Short of something climbing over a lander and sniffing the camera, look for life on Mars is a challenging prospect.  The Viking landers were sent in 1976 with high expectations of getting definitive evidence, based on near 20 years of consideration of how to look for life.  Nobody expected the ambiguous results that were obtained. Looking for past life will be even more difficult.  Good evidence for life on Earth has been known from the Pilbara for about 40 years, but despite thousands of studies there remain some scientists who are unconvinced. Finding similar evidence on Mars – stromatolites, microfossils, isotopic anomalies – would not be convincing to some, given the very high burden of proof that would be expected.

Trenches excavated by the Viking 1 lander to look for signs of life (NASA).

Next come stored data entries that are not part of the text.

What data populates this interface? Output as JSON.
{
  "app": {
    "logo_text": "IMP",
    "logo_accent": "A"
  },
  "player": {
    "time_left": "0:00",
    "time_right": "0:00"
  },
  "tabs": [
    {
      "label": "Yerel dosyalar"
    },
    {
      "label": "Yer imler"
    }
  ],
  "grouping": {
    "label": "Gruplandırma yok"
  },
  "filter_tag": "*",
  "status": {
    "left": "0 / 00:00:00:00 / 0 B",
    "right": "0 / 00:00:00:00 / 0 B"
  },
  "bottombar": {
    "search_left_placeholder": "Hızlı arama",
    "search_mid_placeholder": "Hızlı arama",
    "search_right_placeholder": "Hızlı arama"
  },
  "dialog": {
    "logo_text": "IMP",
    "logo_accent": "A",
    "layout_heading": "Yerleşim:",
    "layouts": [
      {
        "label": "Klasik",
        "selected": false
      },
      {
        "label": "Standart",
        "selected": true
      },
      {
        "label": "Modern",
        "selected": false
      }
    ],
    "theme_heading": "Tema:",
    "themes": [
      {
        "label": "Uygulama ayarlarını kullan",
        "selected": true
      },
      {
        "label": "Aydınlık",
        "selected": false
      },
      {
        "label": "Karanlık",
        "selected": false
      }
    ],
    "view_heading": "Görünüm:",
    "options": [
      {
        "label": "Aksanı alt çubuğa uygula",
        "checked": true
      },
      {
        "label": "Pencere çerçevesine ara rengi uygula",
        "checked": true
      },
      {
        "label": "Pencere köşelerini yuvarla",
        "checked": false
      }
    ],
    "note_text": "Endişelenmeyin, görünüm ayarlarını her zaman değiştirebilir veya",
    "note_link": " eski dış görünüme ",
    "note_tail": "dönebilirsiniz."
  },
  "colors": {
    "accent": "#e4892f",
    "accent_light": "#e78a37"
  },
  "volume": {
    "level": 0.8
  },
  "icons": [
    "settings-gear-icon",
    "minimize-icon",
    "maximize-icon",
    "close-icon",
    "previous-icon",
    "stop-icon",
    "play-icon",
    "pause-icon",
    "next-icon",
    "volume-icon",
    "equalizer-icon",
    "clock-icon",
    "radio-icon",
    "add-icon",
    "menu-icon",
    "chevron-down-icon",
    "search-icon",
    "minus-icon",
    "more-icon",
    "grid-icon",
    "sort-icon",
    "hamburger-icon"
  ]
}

The Viking landers looked for present life through searching for organic molecules and chemical activity, especially the exchange of gasses and the uptake and the release of labelled markers.  In the event, the detection of organic molecules failed, and the results of the other experiments were equivocal.  Subsequent missions were less ambitious, seeking to answer the basic questions to habitability instead.  First there was the “follow the water” missions, orbiter, lander and rover missions to confirm the presence of last and, if possible, liquid water. The discovery of active flows in martian gullies, shallow martian ice, fossil hot springs, and dried up salt lakes, showed that that liquid water was a past and present reality of Mars, although now only ephemerally and in trace amounts.  This led to the “follow the carbon” strategy, testing for the building blocks of life.  This too is now answered in the affirmative, with the Curiosity and Perseverance rovers, which have found organic molecules and confirmed the presence of all the key elements of life.  Actual life detection (past or present) most likely remains the province of future missions, although Perseverance may yet discover stromatolites in the lacustrine carbonate sediments along the margins of Jezero crater.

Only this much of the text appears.